I'm testing Naive Bayes taxonomic taxonomic classification of V3V4 data using Greengenes2 vs Silva. I'm a bit uncertain about these details:
Should I use the GG2 backbone data (which, to my surprise, seems to be SMALLER than Silva!) or the full data?
2022.10.backbone.full-length.fna.qza + 2022.10.backbone.tax.qza
2022.10.seqs.fna.qza + 2022.10.taxonomy.asv.tsv.qza
Using Rescript for dereplication after V3V4 truncation, I noticed that the 'silva' option apparently doesn't exist anymore for --p-rank-handles. Can I just omit the whole thing (for Silva and/or GG2)?
Welcome to !
I'll leave it for someone else to answer the Greengenes2 portion of your question. But I can at least help answer this:
The option is still there, well in a different form anyway. Originally
--p-rank-handles simply allowed you to choose between 'silva', 'greengenes', and 'gtdb' like taxonomy ranks. Which historically made use of 6-7 ranks. But as many use RESCRIPt for many other marker genes, we've opened up this parameter so that any set of commonly encountered ranks can be used. These ranks are listed in the
--help text. We've set the default to use the following ranks:
'domain', 'phylum', 'class', 'order', 'family', 'genus', 'species'
which basically uses the traditional 6-7 ranks of 'silva'. Note,: SILVA actually has up to 14 different ranks!
So, if you would like to stick with the standard 6-7 ranks for SILVA, then use the default command. Otherwise you can list all of the ranks you'd like to use, and that are available for that database. For example, let's imagine that you downloaded data from GenBank, and you'd like to add a few more ranks to your taxonomy, e.g.
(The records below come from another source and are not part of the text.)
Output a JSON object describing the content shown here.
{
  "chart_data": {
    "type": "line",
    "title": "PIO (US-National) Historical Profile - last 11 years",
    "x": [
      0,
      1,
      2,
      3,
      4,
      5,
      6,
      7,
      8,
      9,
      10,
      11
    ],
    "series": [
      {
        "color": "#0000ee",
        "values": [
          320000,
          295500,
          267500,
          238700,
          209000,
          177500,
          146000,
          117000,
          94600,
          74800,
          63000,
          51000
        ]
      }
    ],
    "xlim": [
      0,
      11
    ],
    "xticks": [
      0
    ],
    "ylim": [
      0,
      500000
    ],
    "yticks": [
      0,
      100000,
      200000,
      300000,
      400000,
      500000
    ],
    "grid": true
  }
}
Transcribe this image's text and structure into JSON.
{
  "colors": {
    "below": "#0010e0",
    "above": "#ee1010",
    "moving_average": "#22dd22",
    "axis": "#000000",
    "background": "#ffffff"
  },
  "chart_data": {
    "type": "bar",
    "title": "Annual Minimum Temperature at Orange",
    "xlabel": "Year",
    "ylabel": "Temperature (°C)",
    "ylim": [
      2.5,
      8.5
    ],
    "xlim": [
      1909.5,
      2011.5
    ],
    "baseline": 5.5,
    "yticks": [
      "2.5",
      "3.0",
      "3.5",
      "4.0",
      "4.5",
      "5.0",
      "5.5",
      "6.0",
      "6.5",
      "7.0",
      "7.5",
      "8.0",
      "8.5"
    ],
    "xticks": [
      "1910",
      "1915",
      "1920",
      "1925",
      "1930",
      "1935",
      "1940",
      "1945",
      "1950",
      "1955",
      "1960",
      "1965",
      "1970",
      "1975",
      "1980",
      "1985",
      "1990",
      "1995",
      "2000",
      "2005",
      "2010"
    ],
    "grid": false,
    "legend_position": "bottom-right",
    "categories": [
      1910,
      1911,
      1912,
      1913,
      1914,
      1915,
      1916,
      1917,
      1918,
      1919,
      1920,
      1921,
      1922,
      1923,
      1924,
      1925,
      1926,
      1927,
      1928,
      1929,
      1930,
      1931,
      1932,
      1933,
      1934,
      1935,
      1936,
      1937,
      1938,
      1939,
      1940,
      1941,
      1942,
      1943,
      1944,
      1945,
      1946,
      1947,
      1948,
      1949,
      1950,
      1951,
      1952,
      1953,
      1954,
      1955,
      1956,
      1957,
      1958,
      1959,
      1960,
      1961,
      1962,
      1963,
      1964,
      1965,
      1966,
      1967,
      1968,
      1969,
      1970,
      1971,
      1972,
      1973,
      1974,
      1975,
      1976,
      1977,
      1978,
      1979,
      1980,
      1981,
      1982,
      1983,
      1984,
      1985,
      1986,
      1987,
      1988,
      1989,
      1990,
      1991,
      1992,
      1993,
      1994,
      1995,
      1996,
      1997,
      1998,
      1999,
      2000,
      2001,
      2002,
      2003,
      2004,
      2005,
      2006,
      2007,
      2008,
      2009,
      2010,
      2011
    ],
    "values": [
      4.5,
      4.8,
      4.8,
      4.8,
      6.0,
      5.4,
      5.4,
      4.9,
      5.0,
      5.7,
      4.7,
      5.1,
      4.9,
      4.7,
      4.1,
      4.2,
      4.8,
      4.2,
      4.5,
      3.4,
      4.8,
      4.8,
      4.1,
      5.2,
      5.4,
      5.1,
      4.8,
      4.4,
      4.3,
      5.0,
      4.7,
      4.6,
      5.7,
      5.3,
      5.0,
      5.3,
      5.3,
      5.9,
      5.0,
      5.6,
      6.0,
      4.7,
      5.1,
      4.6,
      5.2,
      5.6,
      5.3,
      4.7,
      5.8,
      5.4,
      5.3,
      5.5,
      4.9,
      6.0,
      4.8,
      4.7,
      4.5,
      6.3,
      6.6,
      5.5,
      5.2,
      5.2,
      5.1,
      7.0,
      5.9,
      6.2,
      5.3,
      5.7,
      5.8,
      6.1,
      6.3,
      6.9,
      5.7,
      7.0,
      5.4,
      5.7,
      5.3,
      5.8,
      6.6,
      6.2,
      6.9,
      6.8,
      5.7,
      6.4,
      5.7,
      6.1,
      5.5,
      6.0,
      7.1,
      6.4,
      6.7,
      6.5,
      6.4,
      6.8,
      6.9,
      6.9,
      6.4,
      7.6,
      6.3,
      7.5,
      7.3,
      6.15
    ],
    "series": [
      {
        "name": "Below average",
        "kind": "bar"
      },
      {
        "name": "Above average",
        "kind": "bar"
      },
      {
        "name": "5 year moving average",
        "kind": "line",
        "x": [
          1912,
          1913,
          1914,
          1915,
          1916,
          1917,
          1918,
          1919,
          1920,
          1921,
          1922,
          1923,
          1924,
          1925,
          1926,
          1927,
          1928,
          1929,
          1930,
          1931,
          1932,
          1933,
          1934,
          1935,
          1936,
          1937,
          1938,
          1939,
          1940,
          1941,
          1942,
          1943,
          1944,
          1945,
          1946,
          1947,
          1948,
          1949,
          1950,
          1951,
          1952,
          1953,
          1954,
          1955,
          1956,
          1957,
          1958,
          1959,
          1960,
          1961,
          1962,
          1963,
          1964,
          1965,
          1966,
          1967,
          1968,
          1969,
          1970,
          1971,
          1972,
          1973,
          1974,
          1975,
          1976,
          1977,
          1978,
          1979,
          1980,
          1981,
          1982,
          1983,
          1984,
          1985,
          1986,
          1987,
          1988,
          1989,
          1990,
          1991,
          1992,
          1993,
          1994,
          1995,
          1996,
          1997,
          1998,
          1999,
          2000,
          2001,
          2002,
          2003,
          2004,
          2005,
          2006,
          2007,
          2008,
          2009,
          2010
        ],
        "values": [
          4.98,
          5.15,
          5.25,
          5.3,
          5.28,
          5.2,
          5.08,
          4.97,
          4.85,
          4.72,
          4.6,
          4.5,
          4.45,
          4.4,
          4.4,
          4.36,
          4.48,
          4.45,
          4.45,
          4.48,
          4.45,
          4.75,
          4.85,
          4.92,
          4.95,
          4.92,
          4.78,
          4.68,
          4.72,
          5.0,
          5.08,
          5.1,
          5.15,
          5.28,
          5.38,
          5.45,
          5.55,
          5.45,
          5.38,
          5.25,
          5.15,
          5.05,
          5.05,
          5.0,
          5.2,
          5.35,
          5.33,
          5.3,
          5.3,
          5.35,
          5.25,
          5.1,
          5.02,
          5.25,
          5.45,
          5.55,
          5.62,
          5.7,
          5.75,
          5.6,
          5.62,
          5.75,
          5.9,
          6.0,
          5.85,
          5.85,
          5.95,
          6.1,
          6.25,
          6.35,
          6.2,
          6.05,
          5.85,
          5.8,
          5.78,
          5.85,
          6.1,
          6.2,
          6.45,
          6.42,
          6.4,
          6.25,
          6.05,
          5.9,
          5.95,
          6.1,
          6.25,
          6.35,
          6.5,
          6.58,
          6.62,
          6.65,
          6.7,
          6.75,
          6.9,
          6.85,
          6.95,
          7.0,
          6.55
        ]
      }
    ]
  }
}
subclass, and not make use of the
species label. Then, you'd use the following parameter like so:
--p-rank-handles domain phylum subphylum class subclass order family genus \
Again, make sure any ranks that you choose are actually available within your reference database. For example, the old Greengenes used
Kingdom instead of
Domain. I do not think this is the case for Greengenes2. But again, I'll defer to the Greengenes2 experts.
Hi @MikaelNiku, to quickly follow up, you can follow this approach for Greengenes2. But I'll leave it to others to add to this.
@MikaelNiku, the post @SoilRotifer makes sense.
SILVA and Greengenes2 have different requirements on QC. For Greengenes2, we opted to limit the set of full length 16S to specific records sets which we have expectation of low chimera rates and high quality base calls. There is quite a bit of noisy and chimeric public records which are a notorious challenge for databases. We're working on expanding the set of full length 16S considered right now. Please note that more 16S does not inherently mean a greater breadth of diversity is covered.